Louis Vuitton loses parody bag case

Louis Vuitton’s parent company LVMH has lost a trademark case that it filed nearly two years ago against tote maker My Other Bag.

A New York state judge ruled that My Other Bag’s canvas totes, which feature illustrations of Louis Vuitton purses, are simply parodies and therefore do not serve as sources of trademark infringement or dilution.

“MOB’s use of Louis Vuitton’s marks in service of what is an obvious attempt at humor is not likely to cause confusion or the blurring of the distinctiveness of Louis Vuitton’s marks; if anything, it is likely only to reinforce and enhance the distinctiveness and notoriety of the famous brand,” Judge Jesse M. Furman of New York State’s southern district wrote in the decision.

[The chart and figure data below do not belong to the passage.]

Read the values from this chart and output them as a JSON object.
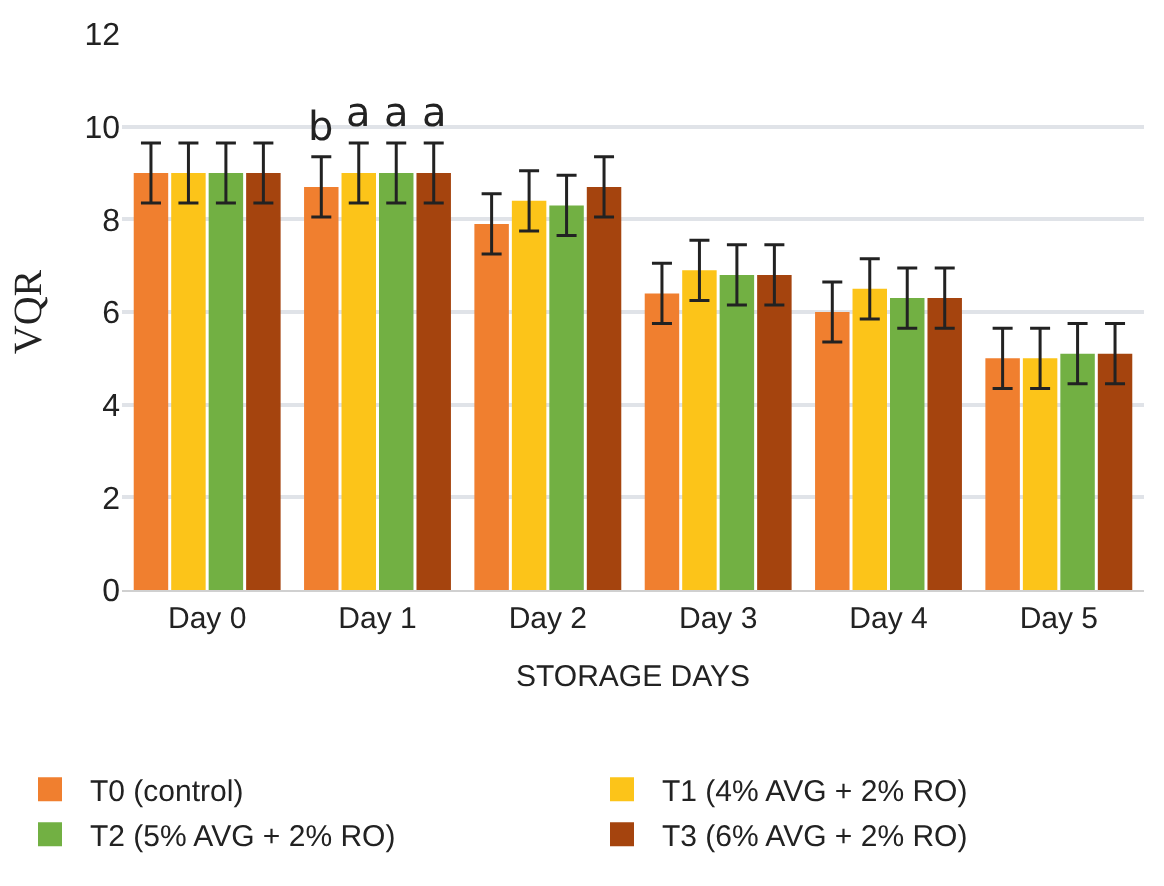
{
  "chart_data": {
    "type": "bar",
    "xlabel": "STORAGE DAYS",
    "ylabel": "VQR",
    "categories": [
      "Day 0",
      "Day 1",
      "Day 2",
      "Day 3",
      "Day 4",
      "Day 5"
    ],
    "series": [
      {
        "name": "T0 (control)",
        "color": "#f07f2f",
        "values": [
          9.0,
          8.7,
          7.9,
          6.4,
          6.0,
          5.0
        ],
        "errors": [
          0.65,
          0.65,
          0.65,
          0.65,
          0.65,
          0.65
        ],
        "value_labels": [
          null,
          "b",
          null,
          null,
          null,
          null
        ]
      },
      {
        "name": "T1 (4% AVG + 2% RO)",
        "color": "#fcc419",
        "values": [
          9.0,
          9.0,
          8.4,
          6.9,
          6.5,
          5.0
        ],
        "errors": [
          0.65,
          0.65,
          0.65,
          0.65,
          0.65,
          0.65
        ],
        "value_labels": [
          null,
          "a",
          null,
          null,
          null,
          null
        ]
      },
      {
        "name": "T2 (5% AVG + 2% RO)",
        "color": "#72b043",
        "values": [
          9.0,
          9.0,
          8.3,
          6.8,
          6.3,
          5.1
        ],
        "errors": [
          0.65,
          0.65,
          0.65,
          0.65,
          0.65,
          0.65
        ],
        "value_labels": [
          null,
          "a",
          null,
          null,
          null,
          null
        ]
      },
      {
        "name": "T3 (6% AVG + 2% RO)",
        "color": "#a5440e",
        "values": [
          9.0,
          9.0,
          8.7,
          6.8,
          6.3,
          5.1
        ],
        "errors": [
          0.65,
          0.65,
          0.65,
          0.65,
          0.65,
          0.65
        ],
        "value_labels": [
          null,
          "a",
          null,
          null,
          null,
          null
        ]
      }
    ],
    "ylim": [
      0,
      12
    ],
    "yticks": [
      0,
      2,
      4,
      6,
      8,
      10,
      12
    ],
    "grid": "y",
    "legend": "bottom"
  }
}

Lee Curtis, a UK-based trade mark attorney and partner at intellectual property law firm HGF, said he doubts this case would have had the same outcome in the EU since “there is no arguable ‘parody defence’ under the European Trade Mark Directive.”

He continued: “Further to me this does seem to trade on LVMH's repute in their brand and designs. The usage does, in my opinion, create a link in the minds of the purchasing public with LVMH, after all it has to if it is a parody, and at least under EU trade mark law, LVMH would appear to have a reasonable claim for MOB trading off their repute.”

LVMH filed the lawsuit against LA-based My Other Bag in June 2014.